# Upgrade to a locking rear diff.



## veesix (Jul 18, 2004)

Anyone know if it's possible to upgrade a rear diff. into an electronic locker?


----------



## dvdswanson (Nov 6, 2005)

if the e-locker is made for that diff. otherwise you're looking at a manual locker or LSD.


----------



## veesix (Jul 18, 2004)

So how does a manual locker work? Do you have to climb under the truck or something?


----------



## smj999smj (Jan 1, 2006)

I think "mechanical locker" would be a better term than "manual locker," meaning that the differential does the locking action on its own (for example, a "Detroit locker" rear). Hardbodies were pretty limited on the aftermarket and a lot depends on what rear axle you have. The H233B limited slip diff was the best offered and if anything is offered on the aftermarket, it will likely be for this axle. Nissan never offered an electric locker in the Hardbody. You might be able to find an air locker by ARB for this rear. Check their site.


----------



## veesix (Jul 18, 2004)

I thought they put a locking diff in the Desert Runner trucks. That style was offered in the hardbodies, right?
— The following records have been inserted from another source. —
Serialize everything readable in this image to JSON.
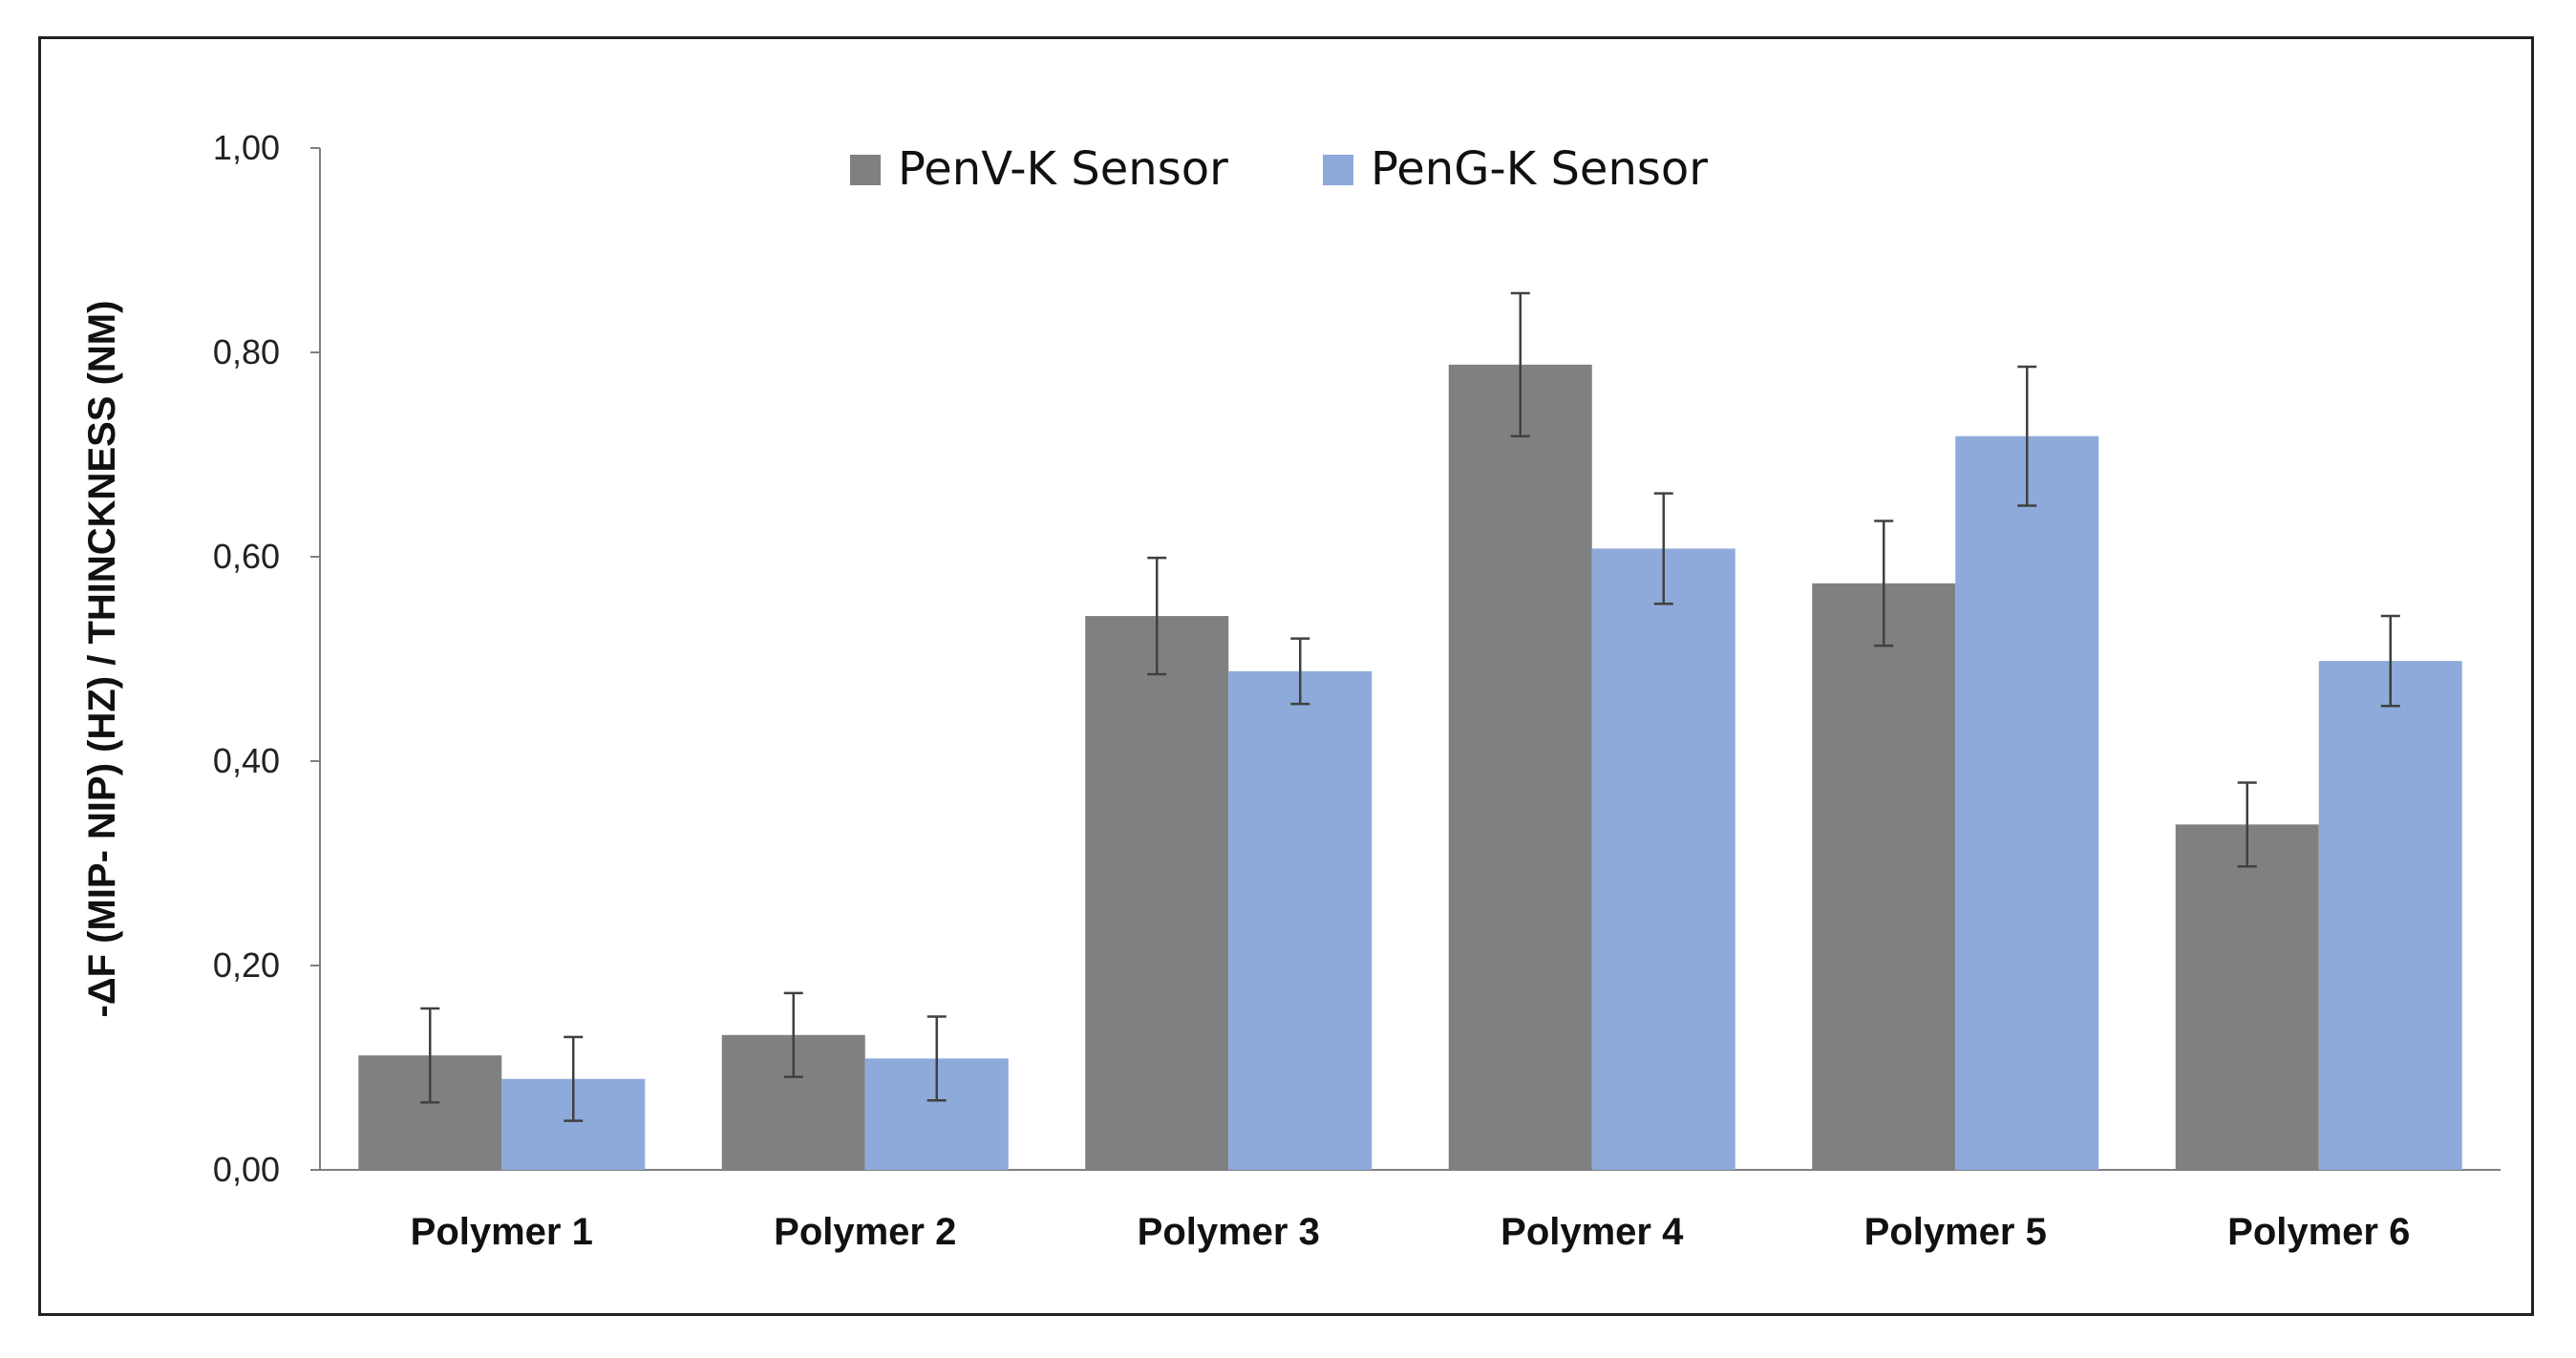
{
  "chart_data": {
    "type": "bar",
    "title": "",
    "xlabel": "",
    "ylabel": "-ΔF (MIP- NIP) (HZ) / THINCKNESS (NM)",
    "ylim": [
      0,
      1.0
    ],
    "yticks": [
      0.0,
      0.2,
      0.4,
      0.6,
      0.8,
      1.0
    ],
    "ytick_labels": [
      "0,00",
      "0,20",
      "0,40",
      "0,60",
      "0,80",
      "1,00"
    ],
    "categories": [
      "Polymer 1",
      "Polymer 2",
      "Polymer 3",
      "Polymer 4",
      "Polymer 5",
      "Polymer 6"
    ],
    "series": [
      {
        "name": "PenV-K Sensor",
        "color": "#808080",
        "values": [
          0.112,
          0.132,
          0.542,
          0.788,
          0.574,
          0.338
        ],
        "errors": [
          0.046,
          0.041,
          0.057,
          0.07,
          0.061,
          0.041
        ]
      },
      {
        "name": "PenG-K Sensor",
        "color": "#8eaadb",
        "values": [
          0.089,
          0.109,
          0.488,
          0.608,
          0.718,
          0.498
        ],
        "errors": [
          0.041,
          0.041,
          0.032,
          0.054,
          0.068,
          0.044
        ]
      }
    ],
    "legend_position": "top-center",
    "grid": false
  }
}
I was thinking that a locking diff would give me a little more confidence at the boat launch.


----------



## veesix (Jul 18, 2004)

Here is the door sticker. HG37


----------



## smj999smj (Jan 1, 2006)

The Hardbody Desert Runners were limited editions and are extremely rare...and they used a limited slip differential, not a "locker." They were all standard cab, short bed, V6 and 4X4. 

If you give me the year, trim level (XE, SE, etc.), engine and trans (AT,MT), and drivetrain (2WD, 4WD), I can give you the info on your rear diff.


----------



## veesix (Jul 18, 2004)

It's a 1988 SE KingCab V6.

The image above shows the door jam sticker; the diif. and trans codes (5 speed manual.)


----------



## smj999smj (Jan 1, 2006)

Yeah, I knew it was the door jamb sticker but I didn't have the breakdown for axle codes. If it's an SE, you should have the H233B rear and it should be LSD. To confirm the LSD, you can rasie the back wheels, put it in neutral, and turn one of the wheel forward. If the opposite wheel also turns forward, it's LSD. If it turns in the opposite direction, it's an open carrier. LSD rears also had an sticker on the "pumpkin" stating it was LSD or use LSD oil, but often they are buried under crud or lost over the years.


----------



## veesix (Jul 18, 2004)

I jacked both wheels up and gave one a spin. The other wheel spun in the opposite direction, so it must be an open diff.

I read that all SE models had LSD but not here. Unless a worn out LSD acts like an open one.


----------



## SPEEDO (Jun 9, 2003)

the H233 in a 4wd had LSD...


----------